Exploring optimal amino acid system only at the cellular level is insufficient. Extending response surface methodology to in vivo conditions, we utilized 400 sows to optimize the amino acid system during early pregnancy, thereby validating the results from the high-throughput screening cell model and cellular-level response surface methodology. Unlike the cell experiments, we replaced arginine with NCG, a feed additive that promotes the endogenous synthesis of arginine and can provides greater economic benefits compared to direct arginine supplementation [57]. As expected, the optimized amino acid system ratio of the feed, derived from the peripheral release of essential amino acids, was 1:0.45:0.13 for lysine:methionine:tryptophan, which was largely consistent with the results obtained from the cell model optimization.
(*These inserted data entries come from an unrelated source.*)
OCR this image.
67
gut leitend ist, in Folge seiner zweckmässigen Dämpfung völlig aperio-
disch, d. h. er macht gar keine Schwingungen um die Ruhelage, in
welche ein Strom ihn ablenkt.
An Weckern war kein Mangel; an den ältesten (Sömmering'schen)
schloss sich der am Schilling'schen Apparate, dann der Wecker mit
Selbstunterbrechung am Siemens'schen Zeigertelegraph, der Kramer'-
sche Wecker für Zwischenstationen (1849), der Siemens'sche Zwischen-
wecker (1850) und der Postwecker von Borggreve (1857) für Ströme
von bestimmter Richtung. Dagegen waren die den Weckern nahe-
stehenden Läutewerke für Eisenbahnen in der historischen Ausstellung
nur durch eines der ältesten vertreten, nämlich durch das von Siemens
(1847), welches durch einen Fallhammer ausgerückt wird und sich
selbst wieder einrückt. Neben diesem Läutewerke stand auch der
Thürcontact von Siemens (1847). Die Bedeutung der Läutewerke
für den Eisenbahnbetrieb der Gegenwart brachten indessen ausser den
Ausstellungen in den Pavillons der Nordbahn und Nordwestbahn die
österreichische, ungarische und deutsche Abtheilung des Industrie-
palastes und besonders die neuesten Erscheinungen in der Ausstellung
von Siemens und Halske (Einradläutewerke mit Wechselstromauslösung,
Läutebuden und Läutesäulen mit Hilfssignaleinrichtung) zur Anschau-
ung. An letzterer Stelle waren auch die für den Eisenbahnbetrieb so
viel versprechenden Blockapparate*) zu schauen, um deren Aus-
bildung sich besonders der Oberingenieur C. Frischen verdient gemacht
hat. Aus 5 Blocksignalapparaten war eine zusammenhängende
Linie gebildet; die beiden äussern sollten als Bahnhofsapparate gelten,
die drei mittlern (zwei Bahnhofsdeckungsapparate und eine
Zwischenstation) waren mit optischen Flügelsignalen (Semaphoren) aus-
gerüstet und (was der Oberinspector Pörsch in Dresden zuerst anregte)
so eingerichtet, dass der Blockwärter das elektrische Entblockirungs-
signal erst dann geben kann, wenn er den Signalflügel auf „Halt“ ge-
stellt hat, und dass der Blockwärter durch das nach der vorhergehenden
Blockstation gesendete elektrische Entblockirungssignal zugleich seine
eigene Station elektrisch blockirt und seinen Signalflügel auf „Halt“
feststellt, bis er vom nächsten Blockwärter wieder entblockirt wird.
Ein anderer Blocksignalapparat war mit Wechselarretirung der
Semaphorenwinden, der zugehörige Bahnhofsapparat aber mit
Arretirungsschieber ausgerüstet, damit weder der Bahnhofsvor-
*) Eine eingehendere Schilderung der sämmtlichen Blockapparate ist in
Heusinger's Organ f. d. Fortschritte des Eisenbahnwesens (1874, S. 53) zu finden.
Notably, based on the response surface results, methionine and arginine emerged as more critical during early pregnancy in sows, with their levels exerting a greater impact on variations in litter size. Additionally, we found that the candidate amino acid system optimized at the cellular level, when converted and added to the sows' diet, significantly improved reproductive performance indicators, including increases in litter size, live litter size, and litter weight. These findings underscore the potential of optimal amino acid system as a feasible strategy to enhance reproductive performance in pigs, confirming the effectiveness of our combined high-throughput screening and response surface methodology.

In conclusion, we successfully established a dual-fluorescence high-throughput screening cell model to efficiently identify potential nutrients that promote trophectoderm development. By combining response surface methodology with high-throughput screening experiments, we identified an optimal dietary amino acid system that enhanced early embryo development and implantation with 0.71% lysine, 0.32% methionine, 0.22% tryptophan, and 0.10% NCG. This innovative approach overcomes the limitations of traditional amino acid nutrition studies in sows, providing a more effective model for improving reproductive outcomes.